Sinha et al. (2015) have tried to develop relative yield relationships for Indian crop species (Table 15.2). In the present study, a comparison of both the exposure-yield functions has been done to determine the variation in relative yield using old exposure-response relationships and revised relationships derived by Sinha et al. (2015) (Fig. 15.7). It was found that for wheat (AOT40) RY derived by Mills et al. (2007) overestimate the RY as compared to RY derived for Indian cultivars by Sinha et al. (2015). On comparing RY values of wheat on the basis of AOT40 a variation of 4–10% was found which is comparatively smaller than the variation found using M7 value (6–44%). The largest variation using M7 was observed in the year 2011. The magnitude of the overestimation of RY by earlier crop-exposure relations was comparatively less (AOT40-1–5% and M7-4–23%) for rice as compared to newly derived relations for both AOT40 and M7 metrics.

Table 15.2 A comparison of old and revised O3 exposure-related equations
Fig. 15.7
figure 7

Comparison of old and revised O3 crop-exposure relationships

5 Conclusion

In this study, an estimation of O3-induced crop yield losses for rice and wheat using two indices has been done. AOT40 indices showed maxima during Rabi season and minima during Kharif season.
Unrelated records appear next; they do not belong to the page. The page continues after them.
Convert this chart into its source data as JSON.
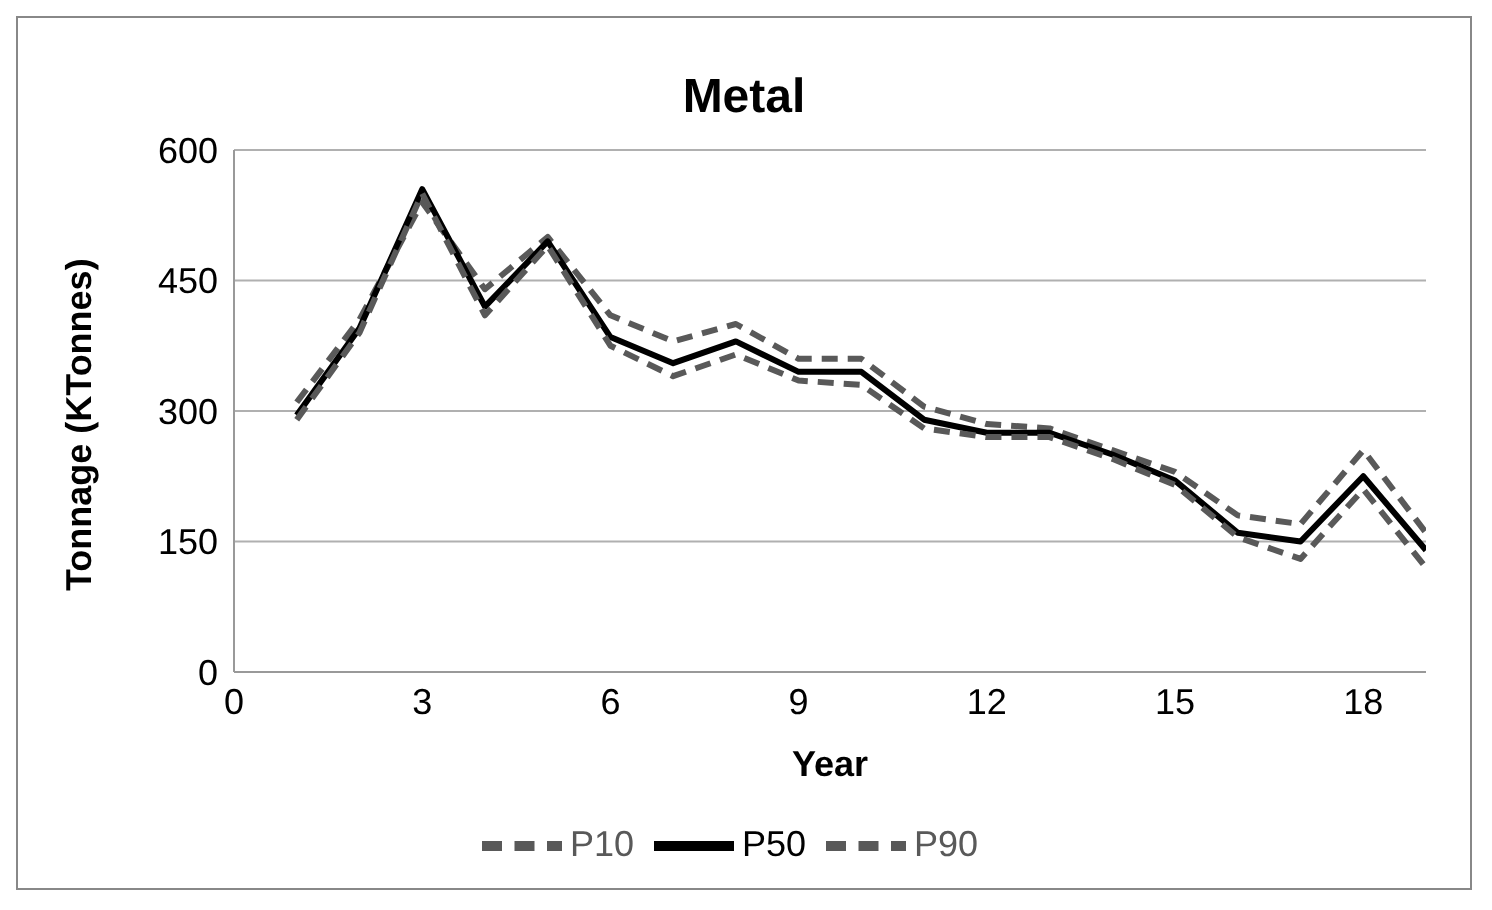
{
  "chart_data": {
    "type": "line",
    "title": "Metal",
    "xlabel": "Year",
    "ylabel": "Tonnage (KTonnes)",
    "x": [
      1,
      2,
      3,
      4,
      5,
      6,
      7,
      8,
      9,
      10,
      11,
      12,
      13,
      14,
      15,
      16,
      17,
      18,
      19
    ],
    "xlim": [
      0,
      19
    ],
    "xticks": [
      0,
      3,
      6,
      9,
      12,
      15,
      18
    ],
    "ylim": [
      0,
      600
    ],
    "yticks": [
      0,
      150,
      300,
      450,
      600
    ],
    "grid": "y",
    "legend": "bottom",
    "marker": "none",
    "series": [
      {
        "name": "P10",
        "color": "#595959",
        "line_style": "dashed",
        "values": [
          310,
          405,
          540,
          440,
          500,
          410,
          380,
          400,
          360,
          360,
          305,
          285,
          280,
          255,
          230,
          180,
          170,
          255,
          160
        ]
      },
      {
        "name": "P50",
        "color": "#000000",
        "line_style": "solid",
        "values": [
          295,
          395,
          555,
          420,
          495,
          385,
          355,
          380,
          345,
          345,
          290,
          275,
          275,
          250,
          220,
          160,
          150,
          225,
          140
        ]
      },
      {
        "name": "P90",
        "color": "#595959",
        "line_style": "dashed",
        "values": [
          290,
          390,
          550,
          410,
          490,
          375,
          340,
          365,
          335,
          330,
          280,
          270,
          270,
          245,
          215,
          155,
          130,
          210,
          120
        ]
      }
    ]
  }
}
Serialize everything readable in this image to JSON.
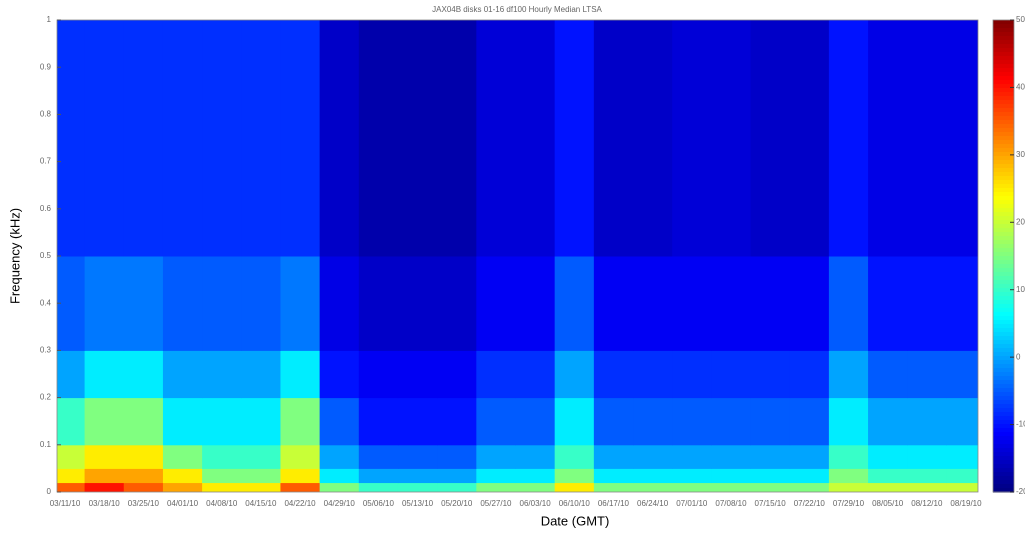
{
  "chart_data": {
    "type": "heatmap",
    "title": "JAX04B disks 01-16 df100 Hourly Median LTSA",
    "x_label": "Date (GMT)",
    "y_label": "Frequency (kHz)",
    "categories": [
      "03/11/10",
      "03/18/10",
      "03/25/10",
      "04/01/10",
      "04/08/10",
      "04/15/10",
      "04/22/10",
      "04/29/10",
      "05/06/10",
      "05/13/10",
      "05/20/10",
      "05/27/10",
      "06/03/10",
      "06/10/10",
      "06/17/10",
      "06/24/10",
      "07/01/10",
      "07/08/10",
      "07/15/10",
      "07/22/10",
      "07/29/10",
      "08/05/10",
      "08/12/10",
      "08/19/10"
    ],
    "ybins": [
      0,
      0.02,
      0.05,
      0.1,
      0.2,
      0.3,
      0.5,
      1
    ],
    "z": [
      [
        35,
        40,
        35,
        30,
        25,
        25,
        35,
        15,
        10,
        10,
        10,
        15,
        15,
        25,
        15,
        15,
        15,
        15,
        15,
        15,
        20,
        20,
        20,
        20
      ],
      [
        25,
        30,
        30,
        25,
        15,
        15,
        25,
        5,
        0,
        0,
        0,
        5,
        5,
        15,
        5,
        5,
        5,
        5,
        5,
        5,
        15,
        10,
        10,
        10
      ],
      [
        20,
        25,
        25,
        15,
        10,
        10,
        20,
        0,
        -5,
        -5,
        -5,
        0,
        0,
        10,
        0,
        0,
        0,
        0,
        0,
        0,
        10,
        5,
        5,
        5
      ],
      [
        10,
        15,
        15,
        5,
        5,
        5,
        15,
        -5,
        -10,
        -10,
        -10,
        -5,
        -5,
        5,
        -5,
        -5,
        -5,
        -5,
        -5,
        -5,
        5,
        0,
        0,
        0
      ],
      [
        0,
        5,
        5,
        0,
        0,
        0,
        5,
        -10,
        -12,
        -12,
        -12,
        -8,
        -8,
        0,
        -8,
        -8,
        -8,
        -8,
        -8,
        -8,
        0,
        -5,
        -5,
        -5
      ],
      [
        -5,
        -3,
        -3,
        -5,
        -5,
        -5,
        -3,
        -13,
        -15,
        -15,
        -15,
        -12,
        -12,
        -5,
        -12,
        -12,
        -12,
        -12,
        -12,
        -12,
        -5,
        -10,
        -10,
        -10
      ],
      [
        -8,
        -8,
        -8,
        -8,
        -8,
        -8,
        -8,
        -15,
        -17,
        -17,
        -17,
        -14,
        -14,
        -10,
        -15,
        -15,
        -14,
        -14,
        -15,
        -15,
        -10,
        -13,
        -13,
        -13
      ]
    ],
    "ylim": [
      0,
      1
    ],
    "yticks": [
      0,
      0.1,
      0.2,
      0.3,
      0.4,
      0.5,
      0.6,
      0.7,
      0.8,
      0.9,
      1
    ],
    "colormap": "jet",
    "clim": [
      -20,
      50
    ],
    "cticks": [
      -20,
      -10,
      0,
      10,
      20,
      30,
      40,
      50
    ]
  }
}
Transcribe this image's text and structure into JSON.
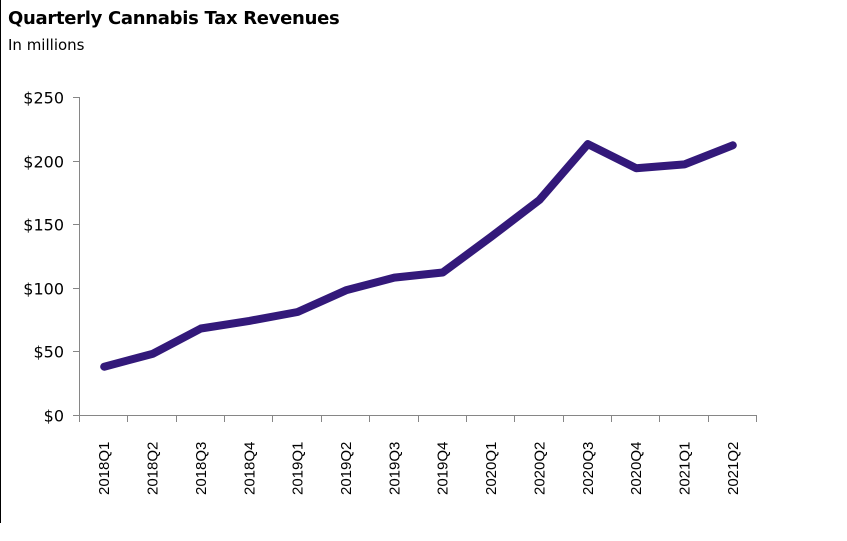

Similar variation has been found in M7 values but the magnitude of inter-annual variation was less as compared to AOT40 values. RYL for wheat and rice on the basis of AOT40 ranged 10–34% and 7–10%, respectively while on the basis of M7 relative yield losses ranged from 3 to 11% for wheat and 0.7 to 4% for rice. Using RYL an estimation of CPL has been done. CPL for wheat amounted to 0.02–0.05 million tons using M7 and 0.06–0.27 million tons using AOT40 was observed. CPL for rice was relatively smaller than wheat. For M7 it ranged from 118 to 351 tons and 993 to 1290 tons for AOT40. AOT40 and M7 metrics gave very different crop yield losses, as these two metrics are for US and European regions. Therefore, a comparison of US and European specific crops and Indian cultivars derived Oexposure relations has been done. It was found that old O3 exposure-related relationships had over-estimated RY for both the crops in comparison to relationship derived for Indian cultivars. Studies on M7 and AOT40 metrics indicate that crop yield is potentially at a risk from rising O3 levels. These studies can be helpful in better integration of the policies and abatement measures aimed at reducing air pollution. In addition, development of crop management practices for reducing the impact of O3 like appropriate cultivar selection, withholding irrigation during the highest ozone episodes can be helpful for farmers to protect their crops from O3.